Fig. 7: Nuclear MTHFD2 catalytic activity is required for mitosis progression.

a Proportion of HCT116 mitotic cells treated with the indicated concentrations of TH9619 inhibitor for 96 hours normalized to DMSO condition; means + s.d. (n = 3), one-sample two-tailed t-test. b Percentage of HCT116 cells treated with DMSO or 63 nM TH9619 inhibitor for 96 hours at different mitotic phases; means + s.d. (n = 3), a minimum of 300 mitotic cells per replicate were analyzed, unpaired two-tailed t-test. c Quantification of anaphase bridges in HCT116 cells treated with DMSO or 63 nM TH9619 inhibitor for 96 hours; means + s.d. (n = 3), a minimum of 40 anaphase cells per replicate were analyzed, unpaired two-tailed t-test. d Representative images of anaphase defects in HCT116 cells treated with DMSO or 63 nM TH9619 inhibitor for 96 hours. DAPI is shown in gray and H3 phospho-Ser10 (H3PS10) is shown in red (second row) or ICA (third row); non-confocal mode, scale bar 10 μm. e Quantification (left) and representative images (right) of micronuclei in HCT116 cells treated with DMSO or 63 nM TH9619 inhibitor for 96 hours. CREST is shown in magenta and DAPI in gray; non-confocal mode, scale bar 10 μm.
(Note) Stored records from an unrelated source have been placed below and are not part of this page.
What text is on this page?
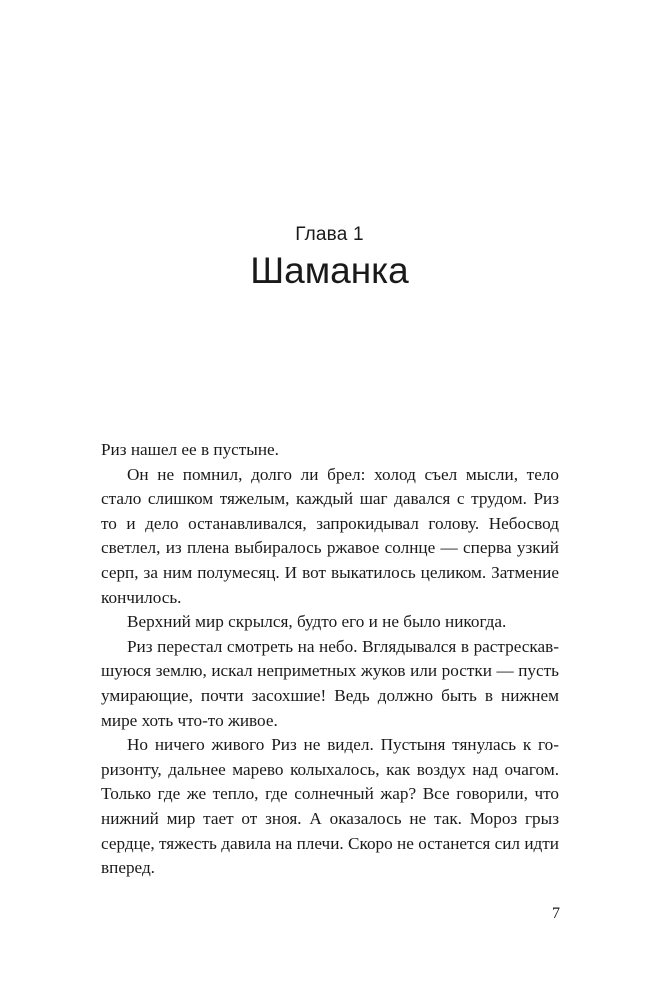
Глава 1
Шаманка

Риз нашел ее в пустыне.

Он не помнил, долго ли брел: холод съел мысли, тело стало слишком тяжелым, каждый шаг давался с трудом. Риз то и дело останавливался, запрокидывал голову. Небосвод светлел, из плена выбиралось ржавое солнце — сперва узкий серп, за ним полумесяц. И вот выкатилось целиком. Затмение кончилось.

Верхний мир скрылся, будто его и не было никогда.

Риз перестал смотреть на небо. Вглядывался в растрескавшуюся землю, искал неприметных жуков или ростки — пусть умирающие, почти засохшие! Ведь должно быть в нижнем мире хоть что-то живое.

Но ничего живого Риз не видел. Пустыня тянулась к горизонту, дальнее марево колыхалось, как воздух над очагом. Только где же тепло, где солнечный жар? Все говорили, что нижний мир тает от зноя. А оказалось не так. Мороз грыз сердце, тяжесть давила на плечи. Скоро не останется сил идти вперед.

7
For the quantification, means + s.d. (n = 3), a minimum of 3500 cells per replicate were analyzed, unpaired two-tailed t-test. f Comparison of the log₂ mean intensity of nuclear levels of H4K20me1 in HCT116 cells treated with DMSO or the indicated concentrations of TH9619 inhibitor for 96 hours; unpaired two-tailed Wilcoxon test. Representative images are shown on the right; non-confocal mode, scale bar 10 μm. Source data are provided as a Source Data file. The n indicates the number of biological sample replicates for a–c, e; and the number of individual cells for f, where 3 biological replicates were pooled.